A: Perfect Order is still in its post-launch price discovery phase, with its ETB down 5.4% and Booster Box down 1.7% today alone, dragging the set to -4.5% over the trailing week. This is a familiar pattern for fresh Mega Evolutions releases — they typically see 2–4 weeks of downward drift as initial hype supply floods the secondary market before chase card pull rate data and competitive meta relevance crystallize demand. The older Mega Evolutions sets that have already passed through this phase — Mega Evolution base (+3.6%), Ascended Heroes (+2.9%), and Phantasmal Flames (+2.3%) — are all trending higher, suggesting patience may be rewarded if you wait for Perfect Order to find its floor.

Q: What's happening with Sword & Shield sealed product — is it still a good investment?
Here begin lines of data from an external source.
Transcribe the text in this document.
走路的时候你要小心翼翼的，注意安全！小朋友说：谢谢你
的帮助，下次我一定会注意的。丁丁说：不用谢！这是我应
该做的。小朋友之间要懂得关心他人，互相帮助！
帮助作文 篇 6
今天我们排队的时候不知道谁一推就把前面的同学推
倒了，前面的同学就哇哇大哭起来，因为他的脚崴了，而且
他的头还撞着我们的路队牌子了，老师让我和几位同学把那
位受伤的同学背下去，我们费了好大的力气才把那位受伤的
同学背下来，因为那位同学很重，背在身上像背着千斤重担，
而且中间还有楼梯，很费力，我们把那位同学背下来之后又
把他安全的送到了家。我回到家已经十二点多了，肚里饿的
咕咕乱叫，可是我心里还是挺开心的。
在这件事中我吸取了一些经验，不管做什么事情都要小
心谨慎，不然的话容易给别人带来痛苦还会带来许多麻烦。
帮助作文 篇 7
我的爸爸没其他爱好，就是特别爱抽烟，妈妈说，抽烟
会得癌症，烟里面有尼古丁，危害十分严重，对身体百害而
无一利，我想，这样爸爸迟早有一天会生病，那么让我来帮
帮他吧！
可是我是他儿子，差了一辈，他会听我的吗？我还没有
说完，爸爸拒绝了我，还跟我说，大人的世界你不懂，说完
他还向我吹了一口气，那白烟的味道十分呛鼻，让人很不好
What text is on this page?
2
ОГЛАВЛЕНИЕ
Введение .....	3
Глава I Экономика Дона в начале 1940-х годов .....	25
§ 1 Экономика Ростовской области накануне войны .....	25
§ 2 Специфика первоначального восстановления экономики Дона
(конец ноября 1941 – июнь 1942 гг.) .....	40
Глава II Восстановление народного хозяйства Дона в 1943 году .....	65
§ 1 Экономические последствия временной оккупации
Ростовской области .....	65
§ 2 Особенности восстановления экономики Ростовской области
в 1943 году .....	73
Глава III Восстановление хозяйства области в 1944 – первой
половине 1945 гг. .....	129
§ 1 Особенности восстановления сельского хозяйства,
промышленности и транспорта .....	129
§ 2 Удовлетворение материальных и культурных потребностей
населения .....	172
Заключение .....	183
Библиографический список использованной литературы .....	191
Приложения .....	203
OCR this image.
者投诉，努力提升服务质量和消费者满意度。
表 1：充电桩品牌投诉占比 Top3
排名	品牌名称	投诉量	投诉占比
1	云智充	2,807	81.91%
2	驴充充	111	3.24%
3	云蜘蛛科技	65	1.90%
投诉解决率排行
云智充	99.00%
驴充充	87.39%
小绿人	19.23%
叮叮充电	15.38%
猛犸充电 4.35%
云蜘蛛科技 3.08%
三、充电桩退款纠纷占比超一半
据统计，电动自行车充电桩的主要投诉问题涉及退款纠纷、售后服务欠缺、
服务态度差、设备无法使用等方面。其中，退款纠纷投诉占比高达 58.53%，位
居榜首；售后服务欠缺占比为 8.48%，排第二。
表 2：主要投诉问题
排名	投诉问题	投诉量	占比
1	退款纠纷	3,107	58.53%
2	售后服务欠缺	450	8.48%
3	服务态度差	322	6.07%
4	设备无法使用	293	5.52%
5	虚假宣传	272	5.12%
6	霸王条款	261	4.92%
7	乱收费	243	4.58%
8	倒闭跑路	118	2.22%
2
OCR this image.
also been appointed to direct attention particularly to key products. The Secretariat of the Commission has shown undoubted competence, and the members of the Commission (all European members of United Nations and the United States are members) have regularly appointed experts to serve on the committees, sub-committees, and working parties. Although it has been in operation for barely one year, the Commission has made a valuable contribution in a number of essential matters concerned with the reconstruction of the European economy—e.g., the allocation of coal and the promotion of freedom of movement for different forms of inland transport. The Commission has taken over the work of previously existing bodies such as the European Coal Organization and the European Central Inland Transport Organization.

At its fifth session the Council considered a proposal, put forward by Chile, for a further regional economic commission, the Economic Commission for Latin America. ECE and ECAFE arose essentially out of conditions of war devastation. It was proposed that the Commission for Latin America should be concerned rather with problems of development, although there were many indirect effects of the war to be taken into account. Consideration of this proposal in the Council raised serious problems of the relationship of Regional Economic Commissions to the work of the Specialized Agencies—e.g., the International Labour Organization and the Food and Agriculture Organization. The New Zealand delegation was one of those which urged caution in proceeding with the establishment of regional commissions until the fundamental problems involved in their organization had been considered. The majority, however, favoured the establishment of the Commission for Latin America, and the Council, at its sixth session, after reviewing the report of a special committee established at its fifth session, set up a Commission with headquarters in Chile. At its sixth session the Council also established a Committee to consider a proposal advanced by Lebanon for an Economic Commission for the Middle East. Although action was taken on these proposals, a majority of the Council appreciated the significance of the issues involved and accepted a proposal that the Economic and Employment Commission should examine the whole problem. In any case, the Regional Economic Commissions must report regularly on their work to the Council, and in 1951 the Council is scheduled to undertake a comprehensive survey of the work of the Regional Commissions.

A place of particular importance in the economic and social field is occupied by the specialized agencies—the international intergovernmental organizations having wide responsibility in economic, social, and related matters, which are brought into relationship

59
A: The picture is nuanced. The Sword & Shield index is down 0.8% over the trailing week at $7,909.79, but that masks significant internal dispersion. Out-of-print sets like Fusion Strike (+3.4%) and Shining Fates (+2.7%) are performing well, and creator sentiment is strongly bullish — the Rayquaza V-Max alt art PSA 10 is up 25–30% in just two weeks, and multiple creators are flagging a broader sealed price breakout. However, Celebrations (-3.8%), Evolving Skies (-1.4%), and Darkness Ablaze (-1.3%) are dragging the index down. There's also a meaningful debate among creators: some argue Evolving Skies booster boxes are the conviction hold, while others like PokeBeard suggest newer, lower-priced Pokemon Center ETBs (such as Surging Sparks at $250) may offer faster percentage returns because it's easier to find buyers at lower price points.

Q: Should I be concerned about the Japanese reprint wave affecting my sealed holdings?

A: The reprint covers 16+ Japanese sets from Paradise Dragoona through Abyss I, including Terastal Festival (the Japanese Prismatic Evolutions), which signals a deliberate Pokemon Company policy to address supply shortages. However, the distribution method — Amazon Japan lotteries limited to one per person with previous winners excluded — means this won't flood the market. The impact should be incremental accessibility for individual collectors rather than a supply glut. That said, Japanese sealed holders should monitor whether this signals a longer-term policy shift toward persistent availability, which could create headwinds for premiums on recent Japanese sets. For English sealed product, the direct impact is minimal.

Q: With the market running this hot — one creator's portfolio is up 67% since January — should I be taking profits?

A: There are mixed signals worth weighing. TwicebakedJake reports his investing portfolio surging from roughly $40K to $72K since January 2026, and Jarchomp Collectibles notes appreciation is so aggressive that historical sold comps are becoming unreliable. However, Jarchomp himself is prioritizing cash sales over trades right now — a "sell sell sell" posture — which is a subtle caution flag from a high-volume dealer who may be recognizing cycle-high pricing. Meanwhile, Poke Stocks specifically warns against buying Mega Evolution base booster boxes at $300+ due to guaranteed reprints ahead. The broad market backdrop remains mildly bullish (44 products up more than 1% over the past week versus only 18 down), but the fact that a professional dealer is building cash rather than inventory suggests some selective profit-taking is prudent, particularly on products with known reprint risk.